As both the number of cars on the road, and the number of older drivers both increase, an additional safeguarding test would seem appropriate.

Personally, I would raise the driving age to twenty-one in an effort to cut down the vast numbers of accidents among younger drivers, and I would instigate a mandatory test every twelve months for every driver over seventy, with a re-test, and then a second failure resulting in the withdrawal of the licence.

We cannot go on pretending that our roads are as they were when I passed my test nearly fifty years ago, and safety constraints should reflect those changes.
I remember really clearly that when I took my test, it didn't say that I was now qualified to drive, what it did say was that i was qualified to continue learning without supervision, which is something entirely different.

The idea that a seventeen-year-old can roar off down the motorway at seventy miles an hour as soon as they pass their test is asking for fatal accidents, and delivering them.

Similarly, the way that young drivers learn a host of dreadful habits - not least the notion of indestructibility - because they drive unsupervised after a short period of experience, leads to the sorts of accidents that make headlines every single day.

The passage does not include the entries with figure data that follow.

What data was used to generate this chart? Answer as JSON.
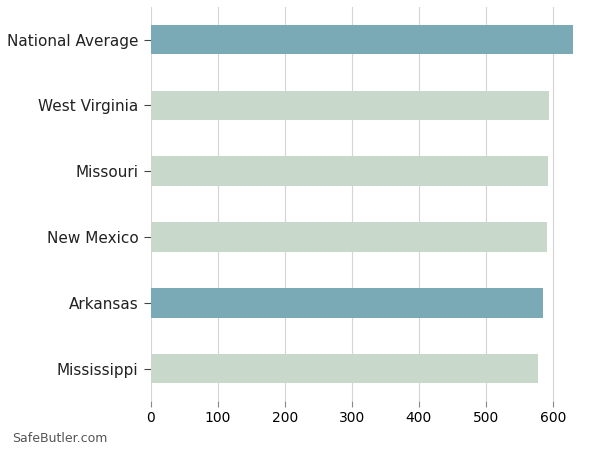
{
  "categories": [
    "Mississippi",
    "Arkansas",
    "New Mexico",
    "Missouri",
    "West Virginia",
    "National Average"
  ],
  "values": [
    578,
    585,
    591,
    592,
    594,
    630
  ],
  "bar_colors": [
    "#c8d9cc",
    "#7aaab5",
    "#c8d9cc",
    "#c8d9cc",
    "#c8d9cc",
    "#7aaab5"
  ],
  "background_color": "#ffffff",
  "grid_color": "#d5d5d5",
  "xlim": [
    0,
    660
  ],
  "xticks": [
    0,
    100,
    200,
    300,
    400,
    500,
    600
  ],
  "footer_text": "SafeButler.com",
  "bar_height": 0.45,
  "label_fontsize": 11,
  "tick_fontsize": 10
}
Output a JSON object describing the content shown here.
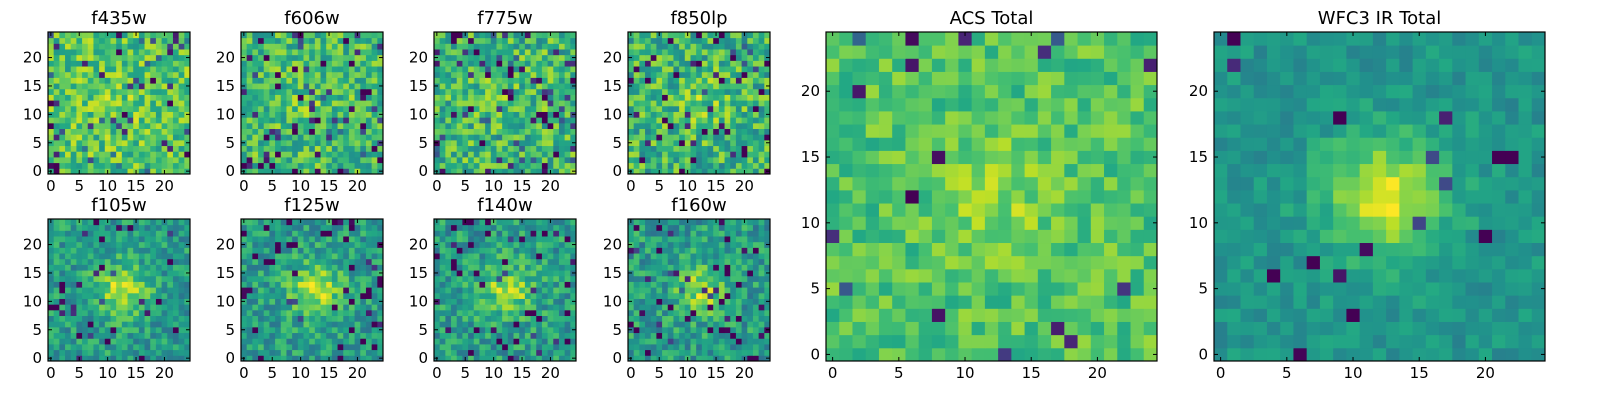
{
  "chart_data": [
    {
      "type": "heatmap",
      "title": "f435w",
      "xticks": [
        "0",
        "5",
        "10",
        "15",
        "20"
      ],
      "yticks": [
        "0",
        "5",
        "10",
        "15",
        "20"
      ],
      "xlim": [
        0,
        25
      ],
      "ylim": [
        0,
        25
      ],
      "colormap": "viridis",
      "grid": "25x25",
      "model": {
        "seed": 11,
        "peak": 0.05,
        "noise": 0.2,
        "dark": 0.08,
        "bias": 0.72,
        "sigma": 4.0,
        "lo": 0.0,
        "hi": 1.0
      }
    },
    {
      "type": "heatmap",
      "title": "f606w",
      "xticks": [
        "0",
        "5",
        "10",
        "15",
        "20"
      ],
      "yticks": [
        "0",
        "5",
        "10",
        "15",
        "20"
      ],
      "xlim": [
        0,
        25
      ],
      "ylim": [
        0,
        25
      ],
      "colormap": "viridis",
      "grid": "25x25",
      "model": {
        "seed": 23,
        "peak": 0.05,
        "noise": 0.2,
        "dark": 0.09,
        "bias": 0.68,
        "sigma": 4.0,
        "lo": 0.0,
        "hi": 1.0
      }
    },
    {
      "type": "heatmap",
      "title": "f775w",
      "xticks": [
        "0",
        "5",
        "10",
        "15",
        "20"
      ],
      "yticks": [
        "0",
        "5",
        "10",
        "15",
        "20"
      ],
      "xlim": [
        0,
        25
      ],
      "ylim": [
        0,
        25
      ],
      "colormap": "viridis",
      "grid": "25x25",
      "model": {
        "seed": 37,
        "peak": 0.05,
        "noise": 0.22,
        "dark": 0.1,
        "bias": 0.66,
        "sigma": 4.0,
        "lo": 0.0,
        "hi": 1.0
      }
    },
    {
      "type": "heatmap",
      "title": "f850lp",
      "xticks": [
        "0",
        "5",
        "10",
        "15",
        "20"
      ],
      "yticks": [
        "0",
        "5",
        "10",
        "15",
        "20"
      ],
      "xlim": [
        0,
        25
      ],
      "ylim": [
        0,
        25
      ],
      "colormap": "viridis",
      "grid": "25x25",
      "model": {
        "seed": 41,
        "peak": 0.1,
        "noise": 0.22,
        "dark": 0.1,
        "bias": 0.65,
        "sigma": 4.0,
        "lo": 0.0,
        "hi": 1.0
      }
    },
    {
      "type": "heatmap",
      "title": "f105w",
      "xticks": [
        "0",
        "5",
        "10",
        "15",
        "20"
      ],
      "yticks": [
        "0",
        "5",
        "10",
        "15",
        "20"
      ],
      "xlim": [
        0,
        25
      ],
      "ylim": [
        0,
        25
      ],
      "colormap": "viridis",
      "grid": "25x25",
      "model": {
        "seed": 53,
        "peak": 0.35,
        "noise": 0.17,
        "dark": 0.07,
        "bias": 0.55,
        "sigma": 3.2,
        "lo": 0.0,
        "hi": 1.0
      }
    },
    {
      "type": "heatmap",
      "title": "f125w",
      "xticks": [
        "0",
        "5",
        "10",
        "15",
        "20"
      ],
      "yticks": [
        "0",
        "5",
        "10",
        "15",
        "20"
      ],
      "xlim": [
        0,
        25
      ],
      "ylim": [
        0,
        25
      ],
      "colormap": "viridis",
      "grid": "25x25",
      "model": {
        "seed": 67,
        "peak": 0.33,
        "noise": 0.17,
        "dark": 0.06,
        "bias": 0.55,
        "sigma": 3.4,
        "lo": 0.0,
        "hi": 1.0
      }
    },
    {
      "type": "heatmap",
      "title": "f140w",
      "xticks": [
        "0",
        "5",
        "10",
        "15",
        "20"
      ],
      "yticks": [
        "0",
        "5",
        "10",
        "15",
        "20"
      ],
      "xlim": [
        0,
        25
      ],
      "ylim": [
        0,
        25
      ],
      "colormap": "viridis",
      "grid": "25x25",
      "model": {
        "seed": 71,
        "peak": 0.3,
        "noise": 0.18,
        "dark": 0.08,
        "bias": 0.55,
        "sigma": 3.4,
        "lo": 0.0,
        "hi": 1.0
      }
    },
    {
      "type": "heatmap",
      "title": "f160w",
      "xticks": [
        "0",
        "5",
        "10",
        "15",
        "20"
      ],
      "yticks": [
        "0",
        "5",
        "10",
        "15",
        "20"
      ],
      "xlim": [
        0,
        25
      ],
      "ylim": [
        0,
        25
      ],
      "colormap": "viridis",
      "grid": "25x25",
      "model": {
        "seed": 83,
        "peak": 0.32,
        "noise": 0.18,
        "dark": 0.08,
        "bias": 0.55,
        "sigma": 3.0,
        "lo": 0.0,
        "hi": 1.0
      }
    },
    {
      "type": "heatmap",
      "title": "ACS Total",
      "xticks": [
        "0",
        "5",
        "10",
        "15",
        "20"
      ],
      "yticks": [
        "0",
        "5",
        "10",
        "15",
        "20"
      ],
      "xlim": [
        0,
        25
      ],
      "ylim": [
        0,
        25
      ],
      "colormap": "viridis",
      "grid": "25x25",
      "model": {
        "seed": 97,
        "peak": 0.12,
        "noise": 0.13,
        "dark": 0.035,
        "bias": 0.72,
        "sigma": 3.0,
        "lo": 0.0,
        "hi": 1.0
      }
    },
    {
      "type": "heatmap",
      "title": "WFC3 IR Total",
      "xticks": [
        "0",
        "5",
        "10",
        "15",
        "20"
      ],
      "yticks": [
        "0",
        "5",
        "10",
        "15",
        "20"
      ],
      "xlim": [
        0,
        25
      ],
      "ylim": [
        0,
        25
      ],
      "colormap": "viridis",
      "grid": "25x25",
      "model": {
        "seed": 101,
        "peak": 0.42,
        "noise": 0.09,
        "dark": 0.02,
        "bias": 0.52,
        "sigma": 3.2,
        "lo": 0.0,
        "hi": 1.0
      }
    }
  ]
}
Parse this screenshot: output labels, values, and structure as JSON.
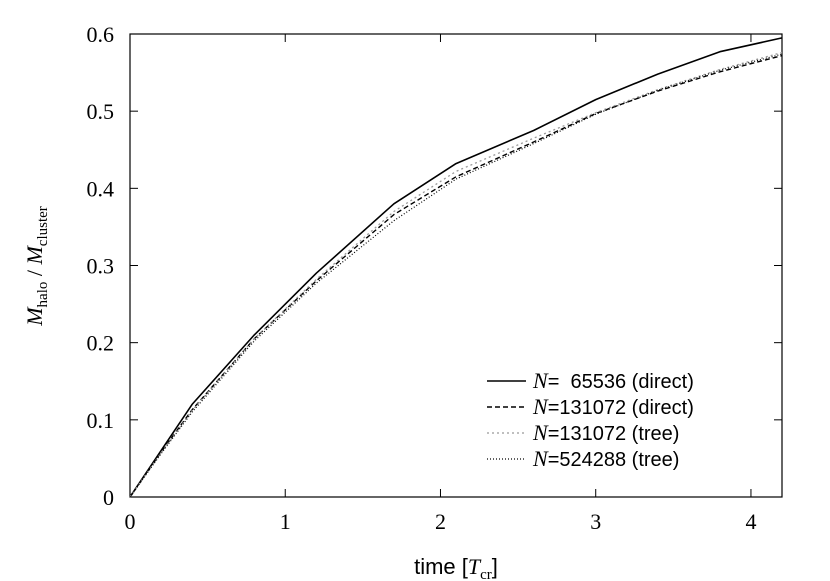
{
  "chart_data": {
    "type": "line",
    "title": "",
    "xlabel": {
      "prefix": "time [",
      "var": "T",
      "sub": "cr",
      "suffix": "]"
    },
    "ylabel": {
      "num_var": "M",
      "num_sub": "halo",
      "sep": " / ",
      "den_var": "M",
      "den_sub": "cluster"
    },
    "xlim": [
      0,
      4.2
    ],
    "ylim": [
      0,
      0.6
    ],
    "xticks": [
      "0",
      "1",
      "2",
      "3",
      "4"
    ],
    "yticks": [
      "0",
      "0.1",
      "0.2",
      "0.3",
      "0.4",
      "0.5",
      "0.6"
    ],
    "legend_position": "bottom-right",
    "grid": false,
    "series": [
      {
        "name_var": "N",
        "name_rest": "=  65536 (direct)",
        "style": "solid",
        "color": "#000000",
        "x": [
          0,
          0.2,
          0.4,
          0.8,
          1.2,
          1.7,
          2.1,
          2.6,
          3.0,
          3.4,
          3.8,
          4.2
        ],
        "y": [
          0,
          0.06,
          0.12,
          0.21,
          0.29,
          0.38,
          0.432,
          0.475,
          0.515,
          0.548,
          0.577,
          0.595
        ]
      },
      {
        "name_var": "N",
        "name_rest": "=131072 (direct)",
        "style": "dashed",
        "color": "#000000",
        "x": [
          0,
          0.2,
          0.4,
          0.8,
          1.2,
          1.7,
          2.1,
          2.6,
          3.0,
          3.4,
          3.8,
          4.2
        ],
        "y": [
          0,
          0.058,
          0.113,
          0.205,
          0.28,
          0.366,
          0.415,
          0.46,
          0.497,
          0.526,
          0.551,
          0.572
        ]
      },
      {
        "name_var": "N",
        "name_rest": "=131072 (tree)",
        "style": "dotted",
        "color": "#999999",
        "x": [
          0,
          0.2,
          0.4,
          0.8,
          1.2,
          1.7,
          2.1,
          2.6,
          3.0,
          3.4,
          3.8,
          4.2
        ],
        "y": [
          0,
          0.057,
          0.112,
          0.205,
          0.282,
          0.37,
          0.422,
          0.465,
          0.498,
          0.528,
          0.554,
          0.576
        ]
      },
      {
        "name_var": "N",
        "name_rest": "=524288 (tree)",
        "style": "finedot",
        "color": "#000000",
        "x": [
          0,
          0.2,
          0.4,
          0.8,
          1.2,
          1.7,
          2.1,
          2.6,
          3.0,
          3.4,
          3.8,
          4.2
        ],
        "y": [
          0,
          0.056,
          0.11,
          0.202,
          0.277,
          0.358,
          0.412,
          0.458,
          0.496,
          0.527,
          0.553,
          0.574
        ]
      }
    ]
  }
}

We should accept that it's not the 1930's anymore, and stop teaching and testing drivers as though it is.
I disagree andy. Why should every person over 70 have to take a yearly test when they have never been involved in an accident and have never had points on their licence?
Andy, that would be an extra 5m tests a year. How many would that be a day?
While everyone should make sure that their eyes are up to the mark if they drive, I can't help feeling that the idea of getting older people off the road is a back door idea of reducing traffic in general. Its been said many times that younger drivers are the main culprit for bad driving. Should any law come into play for getting older drivers off the road for any other reason than safety, if proven, then the new small car market will take a massive it, a lot of older drivers change their car every two/ three years, but may be thats all part of the governments plan??
I was rear-ended at a roundabout. The driver was 17 yrs & 1 week old. He had learnt to drive off road - presumably at an old airfield or some such & passed the test on his 17th birthday.